China is a major competitor of the U.S manufacturing business, and for a time there was a trend of U.S. companies offshoring their manufacturing to China, due in part to a lower cost of labor.

The downturn in Chinese manufacturing could potentially create even more demand for skilled manufacturing workers throughout the U.S., adding to the already estimated 600,000 U.S. manufacturing jobs that are currently unfilled. 

Previously, we’ve brought you stories of American companies bringing their operations back from China, and even foreign companies that favor offshoring to the U.S over China or India. This recent news could mean more and more companies reshoring, thus creating more manufacturing jobs in the U.S.

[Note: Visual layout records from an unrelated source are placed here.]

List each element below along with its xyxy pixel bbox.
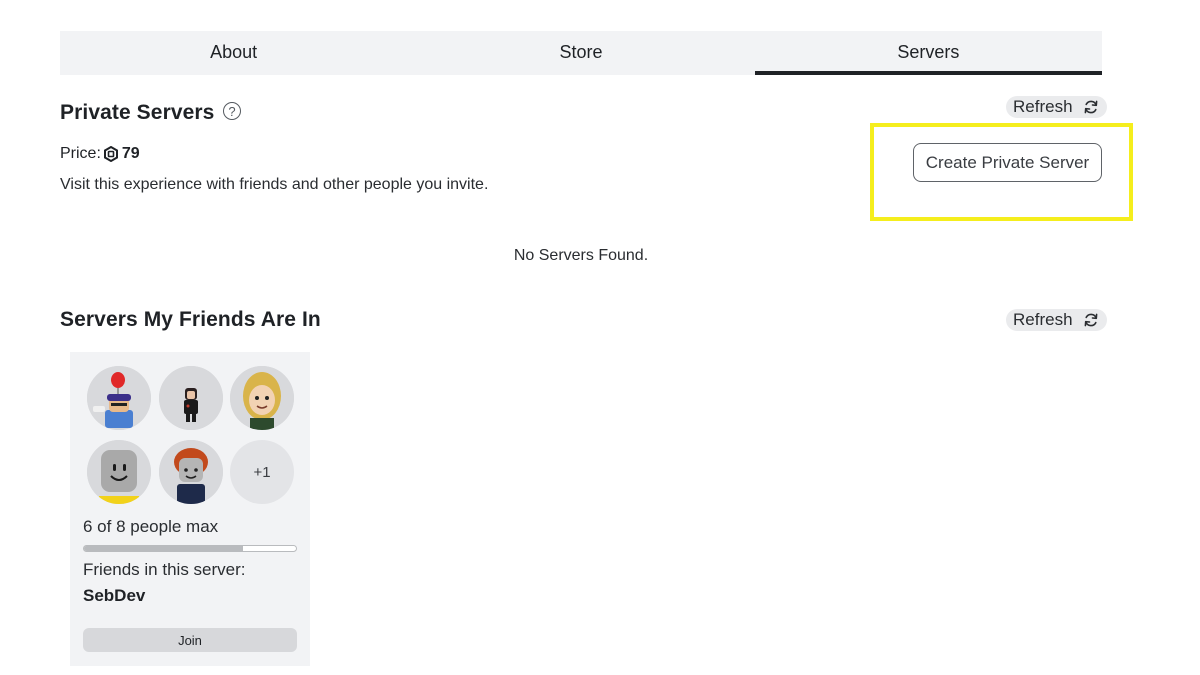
question-circle-icon[interactable]: ? bbox=[223, 102, 241, 120]
tab-bar: About Store Servers bbox=[60, 31, 1103, 75]
refresh-icon bbox=[1084, 100, 1097, 114]
player-count: 6 of 8 people max bbox=[83, 517, 219, 536]
avatar[interactable] bbox=[159, 366, 223, 430]
friend-server-card: +1 6 of 8 people max Friends in this ser… bbox=[70, 352, 310, 666]
avatar[interactable] bbox=[159, 440, 223, 504]
capacity-bar-fill bbox=[84, 546, 243, 551]
tab-about[interactable]: About bbox=[60, 31, 407, 75]
refresh-label: Refresh bbox=[1013, 310, 1073, 329]
avatar[interactable] bbox=[230, 366, 294, 430]
avatar[interactable] bbox=[87, 366, 151, 430]
no-servers-message: No Servers Found. bbox=[513, 247, 649, 264]
friends-in-server-label: Friends in this server: bbox=[83, 560, 246, 579]
create-private-server-button[interactable]: Create Private Server bbox=[913, 143, 1102, 182]
price-value: 79 bbox=[121, 145, 140, 162]
friends-servers-refresh-button[interactable]: Refresh bbox=[1006, 309, 1107, 331]
price-row: Price: 79 bbox=[60, 145, 140, 163]
private-servers-title: Private Servers bbox=[60, 101, 215, 124]
tab-servers[interactable]: Servers bbox=[754, 31, 1103, 75]
tab-store[interactable]: Store bbox=[407, 31, 754, 75]
private-servers-refresh-button[interactable]: Refresh bbox=[1006, 96, 1107, 118]
friends-servers-title: Servers My Friends Are In bbox=[60, 308, 321, 331]
refresh-label: Refresh bbox=[1013, 97, 1073, 116]
robux-icon bbox=[103, 146, 119, 162]
avatar-grid: +1 bbox=[87, 366, 297, 506]
private-servers-description: Visit this experience with friends and o… bbox=[60, 176, 489, 193]
friend-name[interactable]: SebDev bbox=[83, 586, 145, 606]
avatar[interactable] bbox=[87, 440, 151, 504]
price-label: Price: bbox=[60, 145, 101, 162]
overflow-count-badge[interactable]: +1 bbox=[230, 440, 294, 504]
refresh-icon bbox=[1084, 313, 1097, 327]
join-button[interactable]: Join bbox=[83, 628, 297, 652]
capacity-bar bbox=[83, 545, 297, 552]
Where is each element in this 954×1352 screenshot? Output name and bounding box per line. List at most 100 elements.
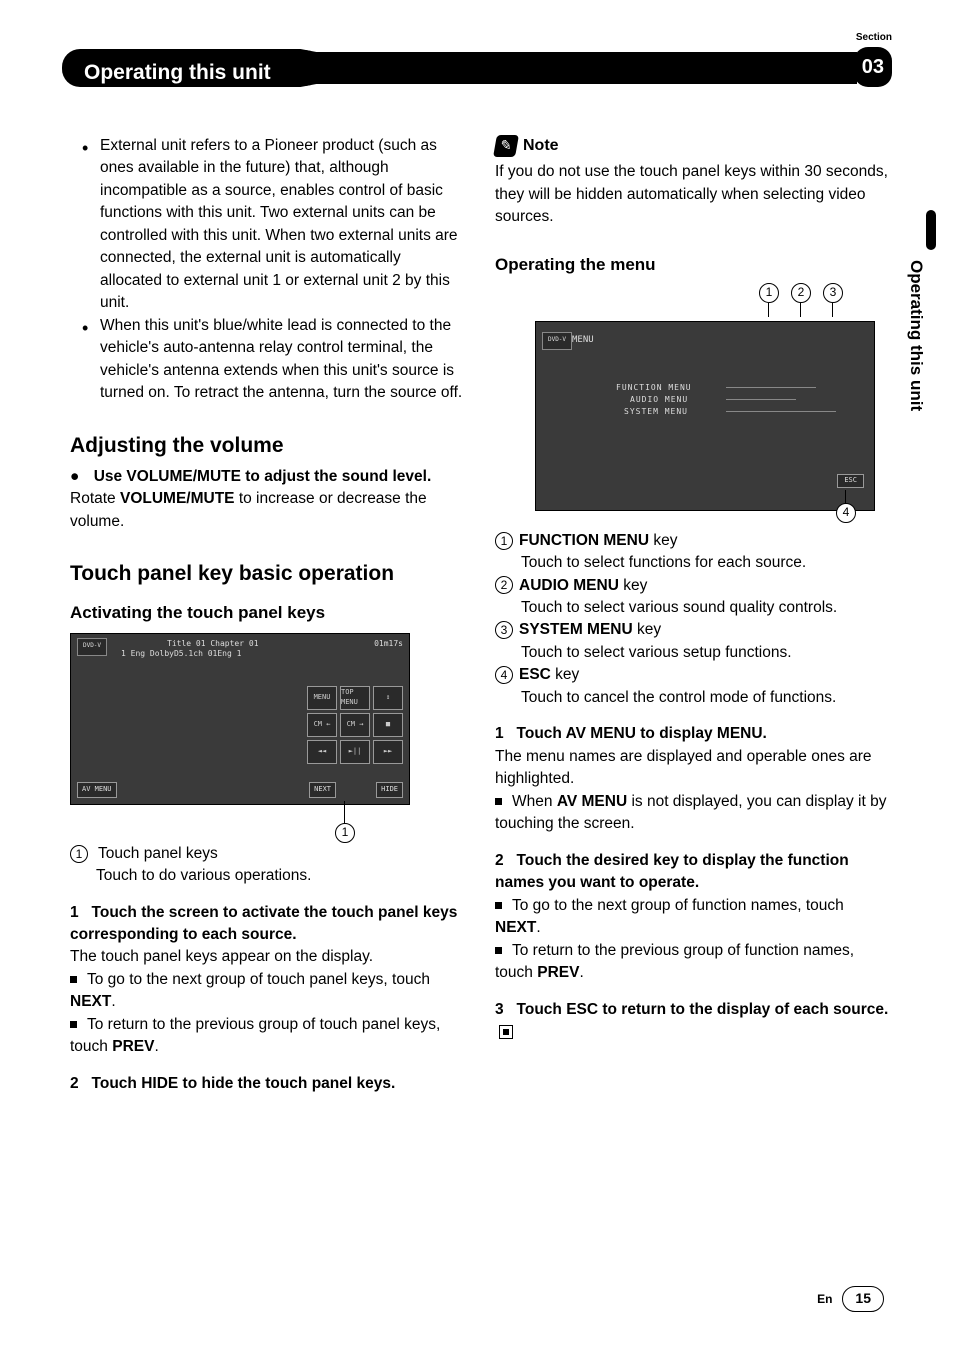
legend-desc: Touch to do various operations. [70,865,465,887]
legend-num: 1 [495,532,513,550]
text-bold: NEXT [495,919,536,936]
fig-btn[interactable]: ↕ [373,686,403,710]
footer-page: 15 [842,1286,884,1312]
square-bullet-icon [495,947,502,954]
heading-adjusting-volume: Adjusting the volume [70,431,465,460]
legend-desc: Touch to select various sound quality co… [495,597,890,619]
fig-menu-leaders [726,387,836,423]
fig-btn[interactable]: CM → [340,713,370,737]
figure-menu: DVD-V MENU FUNCTION MENU AUDIO MENU SYST… [535,321,875,511]
header-title: Operating this unit [62,49,857,87]
footer-lang: En [817,1291,832,1308]
fig-leader [832,303,833,317]
legend-num: 1 [70,845,88,863]
legend-desc: Touch to select functions for each sourc… [495,552,890,574]
text-bold: PREV [537,964,579,981]
fig-btn[interactable]: TOP MENU [340,686,370,710]
step: 1 Touch the screen to activate the touch… [70,902,465,947]
step-sub: To return to the previous group of funct… [495,940,890,985]
step-num: 1 [70,904,79,921]
legend-row: 4 ESC key [495,664,890,686]
step-line: The touch panel keys appear on the displ… [70,946,465,968]
fig-callout: 2 [791,283,811,303]
sidebar-text: Operating this unit [904,260,928,411]
note-icon: ✎ [493,135,519,157]
legend-row: 2AUDIO MENU key [495,575,890,597]
step-sub: To return to the previous group of touch… [70,1014,465,1059]
fig-esc-btn[interactable]: ESC [837,474,864,488]
fig-btn[interactable]: ■ [373,713,403,737]
intro-bullet: When this unit's blue/white lead is conn… [86,315,465,405]
fig-callout: 4 [836,503,856,523]
left-column: External unit refers to a Pioneer produc… [70,135,465,1095]
legend-tail: key [551,666,579,683]
adjust-body: Rotate VOLUME/MUTE to increase or decrea… [70,488,465,533]
fig-callout: 1 [335,823,355,843]
legend-bold: SYSTEM MENU [519,621,633,638]
step: 2 Touch the desired key to display the f… [495,850,890,895]
fig-leader [800,303,801,317]
header-section: Section 03 [854,31,892,87]
fig-info-line: 1 Eng DolbyD5.1ch 01Eng 1 [121,648,241,659]
fig-btn[interactable]: MENU [307,686,337,710]
fig-hide-btn[interactable]: HIDE [376,782,403,798]
fig-btn[interactable]: ►► [373,740,403,764]
fig-avmenu-btn[interactable]: AV MENU [77,782,117,798]
fig-legend: 1 Touch panel keys [70,843,465,865]
step-bold: Touch the desired key to display the fun… [495,852,849,891]
step: 3 Touch ESC to return to the display of … [495,999,890,1044]
bullet-dot: ● [70,468,79,485]
fig-callout: 3 [823,283,843,303]
figure-touch-panel: DVD-V Title 01 Chapter 01 01m17s 1 Eng D… [70,633,410,805]
step-bold: Touch AV MENU to display MENU. [517,725,767,742]
legend-bold: FUNCTION MENU [519,532,649,549]
step-bold: Touch ESC to return to the display of ea… [517,1001,889,1018]
text: To go to the next group of function name… [512,897,844,914]
fig-menu-item[interactable]: FUNCTION MENU [616,382,692,394]
heading-operating-menu: Operating the menu [495,253,890,277]
legend-tail: key [619,577,647,594]
step-bold: Touch HIDE to hide the touch panel keys. [92,1075,396,1092]
fig-menu-item[interactable]: AUDIO MENU [616,394,692,406]
fig-next-btn[interactable]: NEXT [309,782,336,798]
fig-elapsed: 01m17s [374,638,403,649]
step-num: 2 [495,852,504,869]
fig-menu-items: FUNCTION MENU AUDIO MENU SYSTEM MENU [616,382,692,418]
legend-row: 3SYSTEM MENU key [495,619,890,641]
text-bold: NEXT [70,993,111,1010]
footer: En 15 [817,1286,884,1312]
step-num: 1 [495,725,504,742]
subheading-activating: Activating the touch panel keys [70,601,465,625]
right-column: ✎ Note If you do not use the touch panel… [495,135,890,1095]
text: When [512,793,557,810]
step-num: 3 [495,1001,504,1018]
legend-bold: ESC [519,666,551,683]
square-bullet-icon [70,976,77,983]
text-bold: VOLUME/MUTE [120,490,235,507]
note-header: ✎ Note [495,135,890,157]
legend-row: 1FUNCTION MENU key [495,530,890,552]
note-body: If you do not use the touch panel keys w… [495,161,890,228]
text-bold: PREV [112,1038,154,1055]
fig-btn[interactable]: ◄◄ [307,740,337,764]
legend-desc: Touch to cancel the control mode of func… [495,687,890,709]
intro-bullet: External unit refers to a Pioneer produc… [86,135,465,315]
fig-btn[interactable]: ►|| [340,740,370,764]
fig-leader [845,490,846,504]
heading-touch-panel: Touch panel key basic operation [70,559,465,588]
section-number: 03 [854,47,892,87]
legend-label: Touch panel keys [98,845,218,862]
square-bullet-icon [70,1021,77,1028]
legend-tail: key [633,621,661,638]
fig-menu-item[interactable]: SYSTEM MENU [616,406,692,418]
legend-num: 4 [495,666,513,684]
step-sub: To go to the next group of function name… [495,895,890,940]
fig-callout: 1 [759,283,779,303]
legend-num: 2 [495,576,513,594]
fig-btn[interactable]: CM ← [307,713,337,737]
fig-menu-label: MENU [572,334,594,347]
step-line: The menu names are displayed and operabl… [495,746,890,791]
step-sub: To go to the next group of touch panel k… [70,969,465,1014]
square-bullet-icon [495,798,502,805]
note-label: Note [523,135,559,157]
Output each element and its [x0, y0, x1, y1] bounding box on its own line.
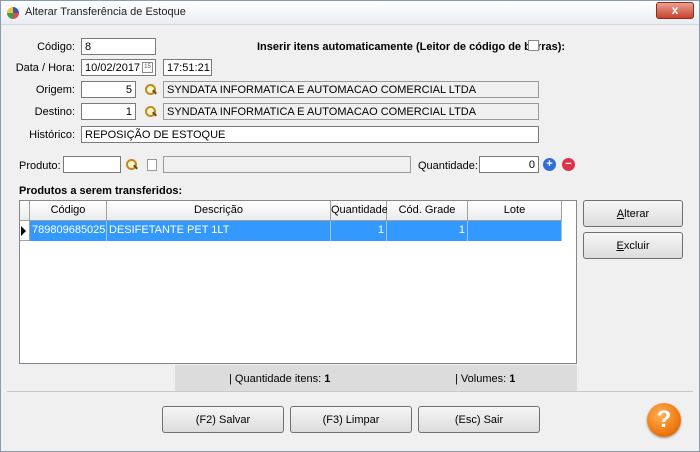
- historico-label: Histórico:: [29, 129, 75, 141]
- data-hora-label: Data / Hora:: [15, 62, 75, 74]
- volumes-value: 1: [509, 373, 516, 385]
- document-icon[interactable]: [147, 159, 157, 171]
- historico-value: REPOSIÇÃO DE ESTOQUE: [85, 129, 226, 141]
- origem-name-field: SYNDATA INFORMATICA E AUTOMACAO COMERCIA…: [163, 81, 539, 98]
- produto-search-icon[interactable]: [125, 158, 138, 171]
- grid-header-codigo[interactable]: Código: [30, 201, 107, 221]
- alterar-button[interactable]: Alterar: [583, 200, 683, 227]
- destino-name-field: SYNDATA INFORMATICA E AUTOMACAO COMERCIA…: [163, 103, 539, 120]
- produto-label: Produto:: [19, 160, 61, 172]
- destino-search-icon[interactable]: [144, 105, 157, 118]
- calendar-icon[interactable]: 15: [142, 62, 153, 73]
- cell-lote: [468, 221, 562, 241]
- grid-header-cod-grade[interactable]: Cód. Grade: [387, 201, 468, 221]
- hora-field[interactable]: 17:51:21: [163, 59, 212, 76]
- products-grid[interactable]: Código Descrição Quantidade Cód. Grade L…: [19, 200, 577, 364]
- qtd-itens-label: | Quantidade itens:: [229, 373, 322, 385]
- quantidade-field[interactable]: 0: [479, 156, 539, 173]
- help-icon[interactable]: ?: [647, 403, 681, 437]
- origem-code-field[interactable]: 5: [81, 81, 136, 98]
- sair-button[interactable]: (Esc) Sair: [418, 406, 540, 433]
- salvar-button[interactable]: (F2) Salvar: [162, 406, 284, 433]
- codigo-field[interactable]: 8: [81, 38, 156, 55]
- summary-bar: | Quantidade itens: 1 | Volumes: 1: [175, 365, 577, 391]
- cell-codigo: 7898096850257: [30, 221, 107, 241]
- quantidade-label: Quantidade:: [418, 160, 478, 172]
- inserir-auto-checkbox[interactable]: [528, 40, 539, 51]
- add-item-plus-icon[interactable]: +: [543, 158, 556, 171]
- grid-header: Código Descrição Quantidade Cód. Grade L…: [20, 201, 565, 221]
- destino-label: Destino:: [34, 106, 75, 118]
- qtd-itens-summary: | Quantidade itens: 1: [229, 373, 330, 385]
- produto-code-field[interactable]: [63, 156, 121, 173]
- remove-item-minus-icon[interactable]: −: [562, 158, 575, 171]
- origem-code-value: 5: [125, 84, 132, 96]
- origem-label: Origem:: [35, 84, 75, 96]
- origem-name-value: SYNDATA INFORMATICA E AUTOMACAO COMERCIA…: [167, 84, 477, 96]
- limpar-button[interactable]: (F3) Limpar: [290, 406, 412, 433]
- grid-header-quantidade[interactable]: Quantidade: [331, 201, 388, 221]
- main-window: Alterar Transferência de Estoque x Códig…: [0, 0, 700, 452]
- quantidade-value: 0: [528, 159, 535, 171]
- cell-quantidade: 1: [331, 221, 387, 241]
- cell-cod-grade: 1: [387, 221, 468, 241]
- data-field[interactable]: 10/02/2017 15: [81, 59, 156, 76]
- codigo-label: Código:: [37, 41, 75, 53]
- inserir-auto-label: Inserir itens automaticamente (Leitor de…: [257, 41, 566, 53]
- title-bar: Alterar Transferência de Estoque x: [1, 1, 699, 25]
- row-pointer-icon: [21, 226, 26, 236]
- app-logo-icon: [7, 7, 19, 19]
- excluir-button[interactable]: Excluir: [583, 232, 683, 259]
- grid-header-descricao[interactable]: Descrição: [107, 201, 331, 221]
- volumes-label: | Volumes:: [455, 373, 507, 385]
- codigo-value: 8: [85, 41, 92, 53]
- data-value: 10/02/2017: [85, 62, 141, 74]
- grid-title: Produtos a serem transferidos:: [19, 185, 183, 197]
- cell-descricao: DESIFETANTE PET 1LT: [107, 221, 331, 241]
- grid-header-lote[interactable]: Lote: [468, 201, 562, 221]
- hora-value: 17:51:21: [167, 62, 210, 74]
- window-title: Alterar Transferência de Estoque: [25, 6, 186, 18]
- produto-desc-field: [163, 156, 411, 173]
- historico-field[interactable]: REPOSIÇÃO DE ESTOQUE: [81, 126, 539, 143]
- table-row[interactable]: 7898096850257 DESIFETANTE PET 1LT 1 1: [20, 221, 565, 241]
- destino-code-field[interactable]: 1: [81, 103, 136, 120]
- destino-code-value: 1: [125, 106, 132, 118]
- origem-search-icon[interactable]: [144, 83, 157, 96]
- qtd-itens-value: 1: [324, 373, 331, 385]
- row-indicator: [20, 221, 30, 241]
- close-button[interactable]: x: [656, 2, 694, 19]
- destino-name-value: SYNDATA INFORMATICA E AUTOMACAO COMERCIA…: [167, 106, 477, 118]
- volumes-summary: | Volumes: 1: [455, 373, 515, 385]
- grid-header-indicator: [20, 201, 30, 221]
- footer-divider: [7, 391, 693, 392]
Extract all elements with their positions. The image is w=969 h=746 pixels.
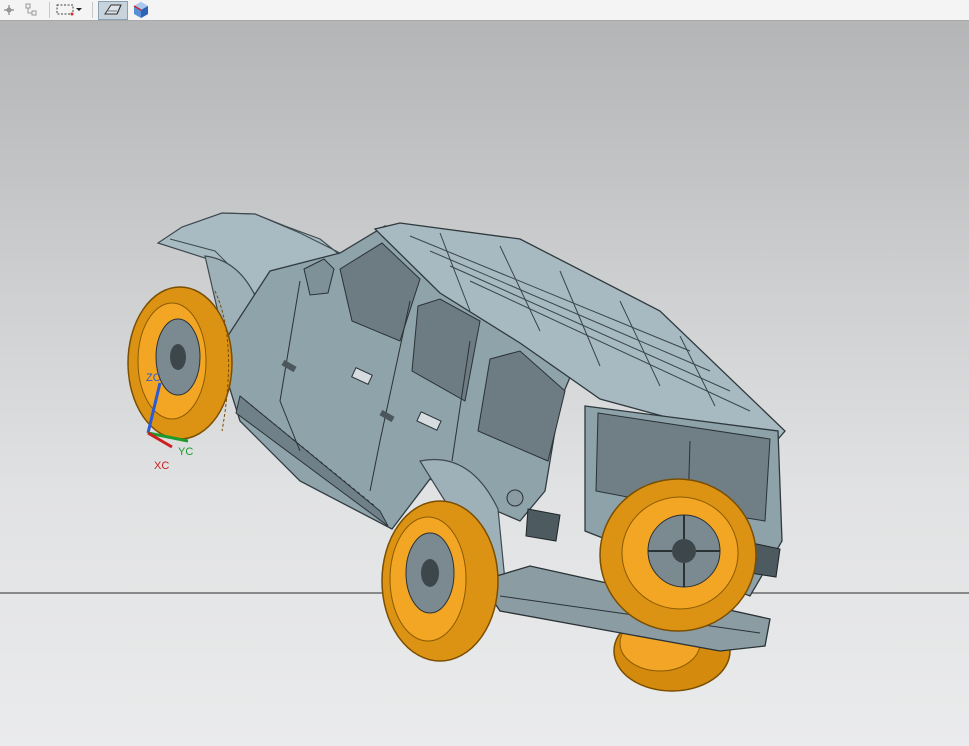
jeep-model[interactable] bbox=[127, 212, 786, 692]
z-axis-label: ZC bbox=[146, 372, 161, 384]
model-canvas[interactable]: ZC YC XC bbox=[0, 21, 969, 746]
assembly-tree-icon[interactable] bbox=[22, 1, 40, 20]
view-cube-icon[interactable] bbox=[132, 1, 150, 20]
y-axis-label: YC bbox=[178, 446, 193, 458]
dropdown-arrow-icon[interactable] bbox=[75, 1, 83, 20]
toolbar-separator bbox=[92, 2, 93, 18]
top-toolbar bbox=[0, 0, 969, 21]
graphics-viewport[interactable]: ZC YC XC bbox=[0, 21, 969, 746]
snap-point-icon[interactable] bbox=[0, 1, 18, 20]
spare-tire[interactable] bbox=[599, 478, 757, 632]
x-axis-label: XC bbox=[154, 460, 169, 472]
toolbar-separator bbox=[49, 2, 50, 18]
tire-rear[interactable] bbox=[381, 500, 499, 662]
select-rectangle-icon[interactable] bbox=[55, 1, 75, 20]
render-style-shaded-edges-icon[interactable] bbox=[98, 0, 128, 20]
tire-front[interactable] bbox=[127, 286, 233, 440]
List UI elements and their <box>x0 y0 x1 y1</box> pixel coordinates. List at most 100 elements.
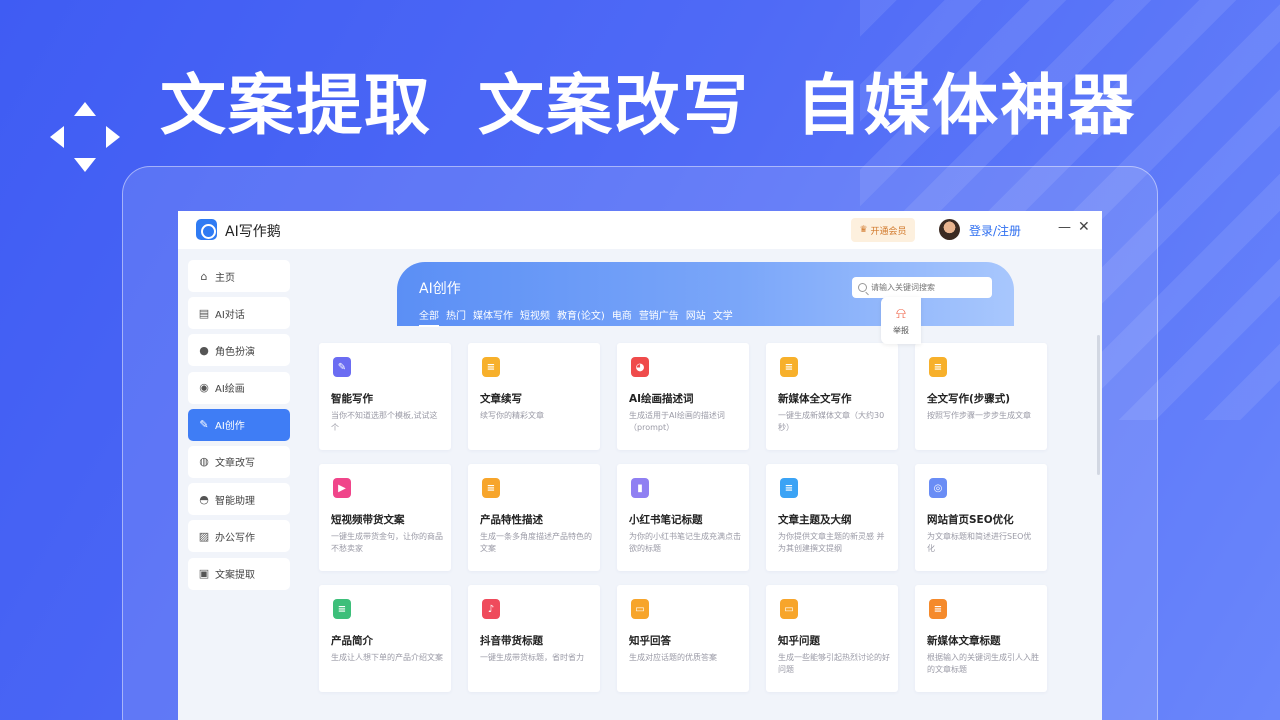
extract-icon: ▣ <box>198 567 210 580</box>
step-write-icon: ≡ <box>929 357 947 377</box>
card-title: 文章主题及大纲 <box>778 514 852 526</box>
edit-icon: ✎ <box>199 418 209 432</box>
card-title: 文章续写 <box>480 393 522 405</box>
card-description: 生成一些能够引起热烈讨论的好问题 <box>778 653 890 674</box>
card-title: 新媒体文章标题 <box>927 635 1001 647</box>
crown-icon: ♛ <box>859 225 868 235</box>
sidebar-item[interactable]: ✎ AI创作 <box>188 408 290 441</box>
category-tab[interactable]: 教育(论文) <box>557 307 605 327</box>
template-card[interactable]: ≡ 文章主题及大纲为你提供文章主题的新灵感 并为其创建撰文提纲 <box>766 464 898 571</box>
outline-icon: ≡ <box>780 478 798 498</box>
move-arrows-icon <box>50 102 120 172</box>
category-tab[interactable]: 电商 <box>612 307 632 327</box>
close-button[interactable]: ✕ <box>1078 219 1090 235</box>
zhihu-answer-icon: ▭ <box>631 599 649 619</box>
search-icon <box>858 283 867 292</box>
template-card[interactable]: ≡ 产品特性描述生成一条多角度描述产品特色的文案 <box>468 464 600 571</box>
scrollbar[interactable] <box>1097 335 1100 475</box>
card-title: AI绘画描述词 <box>629 393 694 405</box>
avatar[interactable] <box>939 219 960 240</box>
template-card[interactable]: ✎ 智能写作 当你不知道选那个模板,试试这个 <box>319 343 451 450</box>
sidebar: ⌂ 主页 ▤ AI对话 ● 角色扮演 ◉ AI绘画 ✎ AI创作 ◍ 文章改写 ◓ 智能助理 ▨ 办公写作 ▣ 文… <box>188 260 290 595</box>
sidebar-item[interactable]: ▣ 文案提取 <box>188 557 290 590</box>
vip-button-label: 开通会员 <box>870 226 907 237</box>
card-description: 生成对应话题的优质答案 <box>629 653 717 662</box>
card-title: 知乎回答 <box>629 635 671 647</box>
product-feature-icon: ≡ <box>482 478 500 498</box>
card-title: 小红书笔记标题 <box>629 514 703 526</box>
sidebar-item[interactable]: ● 角色扮演 <box>188 334 290 367</box>
category-tab[interactable]: 营销广告 <box>639 307 679 327</box>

The largest shipyard outside of Chinese government control, called China Rongsheng Heavy Industries Group Holdings Ltd., reportedly said this month that it is seeking financial help from the government as orders decline.

Exports from China also unexpectedly fell 3.1 percent in June from last year–likely another sign of manufacturing decline. Rising transportation costs to get products shipped back to market in the U.S. by sea, in addition to rising wages for Chinese workers, could also be contributing to the downturn.

With crude oil prices now above the important $100 per barrel threshold (a price that has not been breached since September of 2012), having manufacturing facilities in overseas markets is becoming increasingly less attractive. The current spike of $107 per barrel of oil worldwide is the highest in a 15-month period.

Hopefully, students who are unsure whether or not a four-year degree is for them will consider training in skilled manufacturing. By doing that, we think it’s a safe bet that they’ll be able to capitalize on the trend towards more and more jobs opening up in the U.S. manufacturing industry.